Без дна. Зависимости и как их победить - страница 3
Огромное количество людей сталкивается с чувством пустоты и отчаяния, но тогда я этого не знала и, кроме пары-другой писателей и поэтов, не могла вспомнить ни одного откровенного признания в такой потерянности со стороны окружавших меня людей. Все изменилось в старших классах. Впервые напившись, я, казалось, обнаружила экстренный выход или стоп-кран, останавливающий все тяготы взросления; прошло немало времени, прежде чем я задумалась: а как меня вообще сюда занесло? В конце концов, эффект, которым изначально так пленил меня алкоголь – способность притуплять экзистенциальные страхи, – подло меня предал. Спустя какое-то время алкоголь неизменно ввергал меня в пропасть отчужденности, отчаяния и пустоты, которой прежде я пыталась с его помощью избежать.
Джордж Куб, директор Национального института по вопросам злоупотребления алкоголем и алкоголизма, считает, что есть два способа стать алкоголиком: или родиться таковым, или очень много пить. Доктор Куб вовсе не шутит; вероятно, один из этих путей касается каждого из живущих, чем и объясняется огромное количество страдающих алкоголизмом. Да, несомненно, многие, подобно мне, еще до первого глотка уже предрасположены к алкоголизму; однако стоит заметить, что частое употребление любого дурманящего вещества развивается в привыкание и зависимость – характерные признаки болезни – у любого, кто обладает нервной системой.
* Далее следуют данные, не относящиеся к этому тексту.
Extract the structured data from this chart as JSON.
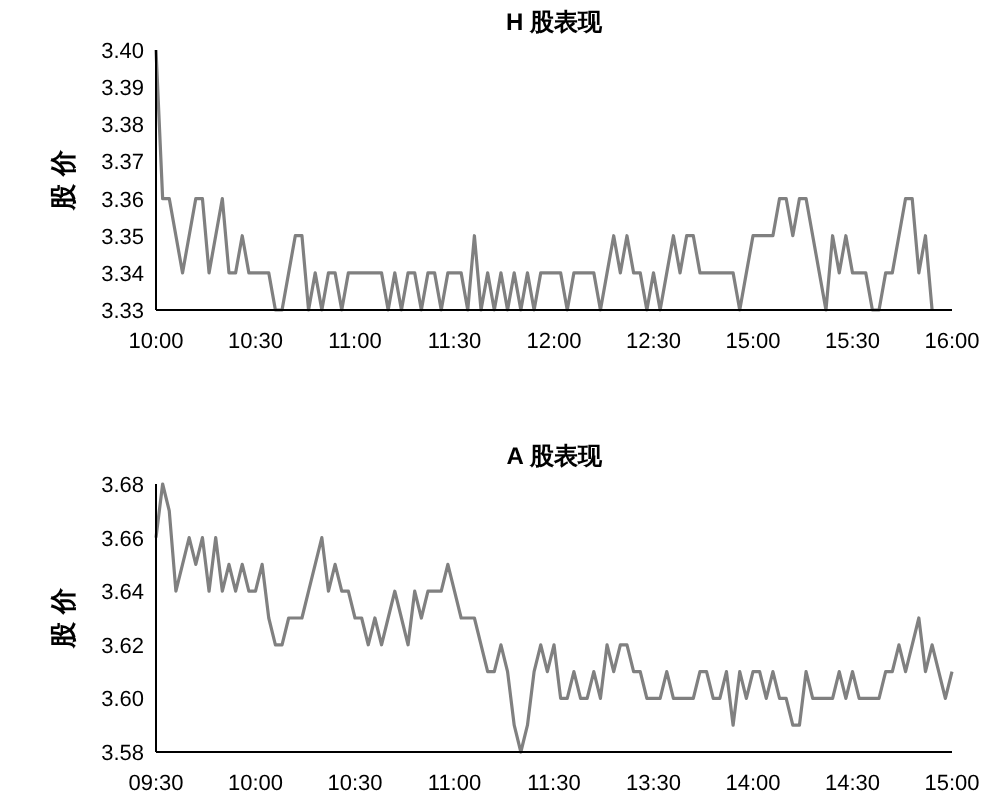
{
  "chart_data": [
    {
      "type": "line",
      "title": "H 股表现",
      "ylabel": "股 价",
      "categories": [
        "10:00",
        null,
        null,
        null,
        null,
        null,
        null,
        null,
        null,
        null,
        null,
        null,
        null,
        null,
        null,
        "10:30",
        null,
        null,
        null,
        null,
        null,
        null,
        null,
        null,
        null,
        null,
        null,
        null,
        null,
        null,
        "11:00",
        null,
        null,
        null,
        null,
        null,
        null,
        null,
        null,
        null,
        null,
        null,
        null,
        null,
        null,
        "11:30",
        null,
        null,
        null,
        null,
        null,
        null,
        null,
        null,
        null,
        null,
        null,
        null,
        null,
        null,
        "12:00",
        null,
        null,
        null,
        null,
        null,
        null,
        null,
        null,
        null,
        null,
        null,
        null,
        null,
        null,
        "12:30",
        null,
        null,
        null,
        null,
        null,
        null,
        null,
        null,
        null,
        null,
        null,
        null,
        null,
        null,
        "15:00",
        null,
        null,
        null,
        null,
        null,
        null,
        null,
        null,
        null,
        null,
        null,
        null,
        null,
        null,
        "15:30",
        null,
        null,
        null,
        null,
        null,
        null,
        null,
        null,
        null,
        null,
        null,
        null,
        null,
        null,
        "16:00"
      ],
      "ylim": [
        3.33,
        3.4
      ],
      "yticks": [
        {
          "value": 3.33,
          "label": "3.33"
        },
        {
          "value": 3.34,
          "label": "3.34"
        },
        {
          "value": 3.35,
          "label": "3.35"
        },
        {
          "value": 3.36,
          "label": "3.36"
        },
        {
          "value": 3.37,
          "label": "3.37"
        },
        {
          "value": 3.38,
          "label": "3.38"
        },
        {
          "value": 3.39,
          "label": "3.39"
        },
        {
          "value": 3.4,
          "label": "3.40"
        }
      ],
      "line_style": "solid",
      "series": [
        {
          "color": "#808080",
          "values": [
            3.4,
            3.36,
            3.36,
            3.35,
            3.34,
            3.35,
            3.36,
            3.36,
            3.34,
            3.35,
            3.36,
            3.34,
            3.34,
            3.35,
            3.34,
            3.34,
            3.34,
            3.34,
            3.33,
            3.33,
            3.34,
            3.35,
            3.35,
            3.33,
            3.34,
            3.33,
            3.34,
            3.34,
            3.33,
            3.34,
            3.34,
            3.34,
            3.34,
            3.34,
            3.34,
            3.33,
            3.34,
            3.33,
            3.34,
            3.34,
            3.33,
            3.34,
            3.34,
            3.33,
            3.34,
            3.34,
            3.34,
            3.33,
            3.35,
            3.33,
            3.34,
            3.33,
            3.34,
            3.33,
            3.34,
            3.33,
            3.34,
            3.33,
            3.34,
            3.34,
            3.34,
            3.34,
            3.33,
            3.34,
            3.34,
            3.34,
            3.34,
            3.33,
            3.34,
            3.35,
            3.34,
            3.35,
            3.34,
            3.34,
            3.33,
            3.34,
            3.33,
            3.34,
            3.35,
            3.34,
            3.35,
            3.35,
            3.34,
            3.34,
            3.34,
            3.34,
            3.34,
            3.34,
            3.33,
            3.34,
            3.35,
            3.35,
            3.35,
            3.35,
            3.36,
            3.36,
            3.35,
            3.36,
            3.36,
            3.35,
            3.34,
            3.33,
            3.35,
            3.34,
            3.35,
            3.34,
            3.34,
            3.34,
            3.33,
            3.33,
            3.34,
            3.34,
            3.35,
            3.36,
            3.36,
            3.34,
            3.35,
            3.33,
            null,
            null,
            null
          ]
        }
      ]
    },
    {
      "type": "line",
      "title": "A 股表现",
      "ylabel": "股 价",
      "categories": [
        "09:30",
        null,
        null,
        null,
        null,
        null,
        null,
        null,
        null,
        null,
        null,
        null,
        null,
        null,
        null,
        "10:00",
        null,
        null,
        null,
        null,
        null,
        null,
        null,
        null,
        null,
        null,
        null,
        null,
        null,
        null,
        "10:30",
        null,
        null,
        null,
        null,
        null,
        null,
        null,
        null,
        null,
        null,
        null,
        null,
        null,
        null,
        "11:00",
        null,
        null,
        null,
        null,
        null,
        null,
        null,
        null,
        null,
        null,
        null,
        null,
        null,
        null,
        "11:30",
        null,
        null,
        null,
        null,
        null,
        null,
        null,
        null,
        null,
        null,
        null,
        null,
        null,
        null,
        "13:30",
        null,
        null,
        null,
        null,
        null,
        null,
        null,
        null,
        null,
        null,
        null,
        null,
        null,
        null,
        "14:00",
        null,
        null,
        null,
        null,
        null,
        null,
        null,
        null,
        null,
        null,
        null,
        null,
        null,
        null,
        "14:30",
        null,
        null,
        null,
        null,
        null,
        null,
        null,
        null,
        null,
        null,
        null,
        null,
        null,
        null,
        "15:00"
      ],
      "ylim": [
        3.58,
        3.68
      ],
      "yticks": [
        {
          "value": 3.58,
          "label": "3.58"
        },
        {
          "value": 3.6,
          "label": "3.60"
        },
        {
          "value": 3.62,
          "label": "3.62"
        },
        {
          "value": 3.64,
          "label": "3.64"
        },
        {
          "value": 3.66,
          "label": "3.66"
        },
        {
          "value": 3.68,
          "label": "3.68"
        }
      ],
      "line_style": "solid",
      "series": [
        {
          "color": "#808080",
          "values": [
            3.66,
            3.68,
            3.67,
            3.64,
            3.65,
            3.66,
            3.65,
            3.66,
            3.64,
            3.66,
            3.64,
            3.65,
            3.64,
            3.65,
            3.64,
            3.64,
            3.65,
            3.63,
            3.62,
            3.62,
            3.63,
            3.63,
            3.63,
            3.64,
            3.65,
            3.66,
            3.64,
            3.65,
            3.64,
            3.64,
            3.63,
            3.63,
            3.62,
            3.63,
            3.62,
            3.63,
            3.64,
            3.63,
            3.62,
            3.64,
            3.63,
            3.64,
            3.64,
            3.64,
            3.65,
            3.64,
            3.63,
            3.63,
            3.63,
            3.62,
            3.61,
            3.61,
            3.62,
            3.61,
            3.59,
            3.58,
            3.59,
            3.61,
            3.62,
            3.61,
            3.62,
            3.6,
            3.6,
            3.61,
            3.6,
            3.6,
            3.61,
            3.6,
            3.62,
            3.61,
            3.62,
            3.62,
            3.61,
            3.61,
            3.6,
            3.6,
            3.6,
            3.61,
            3.6,
            3.6,
            3.6,
            3.6,
            3.61,
            3.61,
            3.6,
            3.6,
            3.61,
            3.59,
            3.61,
            3.6,
            3.61,
            3.61,
            3.6,
            3.61,
            3.6,
            3.6,
            3.59,
            3.59,
            3.61,
            3.6,
            3.6,
            3.6,
            3.6,
            3.61,
            3.6,
            3.61,
            3.6,
            3.6,
            3.6,
            3.6,
            3.61,
            3.61,
            3.62,
            3.61,
            3.62,
            3.63,
            3.61,
            3.62,
            3.61,
            3.6,
            3.61
          ]
        }
      ]
    }
  ]
}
К сожалению, пока ни одна научная модель не может объяснить, как я настолько быстро и сурово скатилась к бездомности, чувству безнадежности и крайнего опустошения.
Выбирая забвение
Следующие десять лет я жила простой философией: хвататься за любую возможность принять дозу, вне зависимости от требуемой за то платы. Все мои действия осмыслялись сугубо в контексте этого принципа; каждое мое мгновение было посвящено поискам возможности нарушить гнетущую трезвость. Если моя первая хорошая пьянка подарила мне умиротворение, то первый косяк заставил смеяться до колик. Благодаря алкоголю жизнь можно было терпеть; травка же научила над ней угорать! А после – кокс ее знатно «подперчил», мет – волнующей, а кислота – интересной приправой… Все эти фармакологические чудеса я кусочек за кусочком оплачивала собой. Многое из творившегося со мной в период этого «становления» просто ушло мимо памяти, но что-то я помню вполне отчетливо. Что-то забавное и радостное, вроде той вечерней поездки из Сент-Луиса в Нэшвилл накануне выпускных экзаменов, или напротив – что-то совершенно глупое и опасное, как когда я стащила ключи от дедушкиного «шевроле» и, высунувшись на полном ходу из окна, пыталась сориентироваться по придорожным фонарям, поскольку мне казалось, что так дело пойдет куда лучше, чем со встроенным навигатором или дорожными указателями, – при этом несколько приятелей ехали на крыше; все мы, конечно, были в хлам обкурены. Или вот: в Майами один скучнейший тип позвал меня на свидание, и, чтоб как-то разогнать зевоту, я забралась в чью-то моторную лодку. Но львиная доля из того, что память сохранила, – это очень горькие воспоминания.
В итоге я оказалась в иезуитском колледже в какой-то дыре, хотя воображала себя студенткой Калифорнийского универа – ведь документы для поступления заполняла за меня мама. В колледже у меня были отличные преподы, и первый семестр я закончила вполне хорошо. Но уже совсем скоро я нашла себе привычную компанию, и все встало «на места». К началу второго курса я уже обзавелась фальшивым удостоверением, знала, у кого можно достать травки, – короче, вполне была готова на новые свершения, которые начались еще в школе, которую я окончила, паря выше и «Союза», и «Аполлона». Уверена, не одна я сбежала в колледж от всевидящего родительского ока, и обретенная там свобода – делать все, что хочешь, – крайне воодушевляла. Большую часть времени я пьянствовала и отрывалась на вечеринках и лишь в самых крайних случаях что-то листала и тем более ходила на занятия.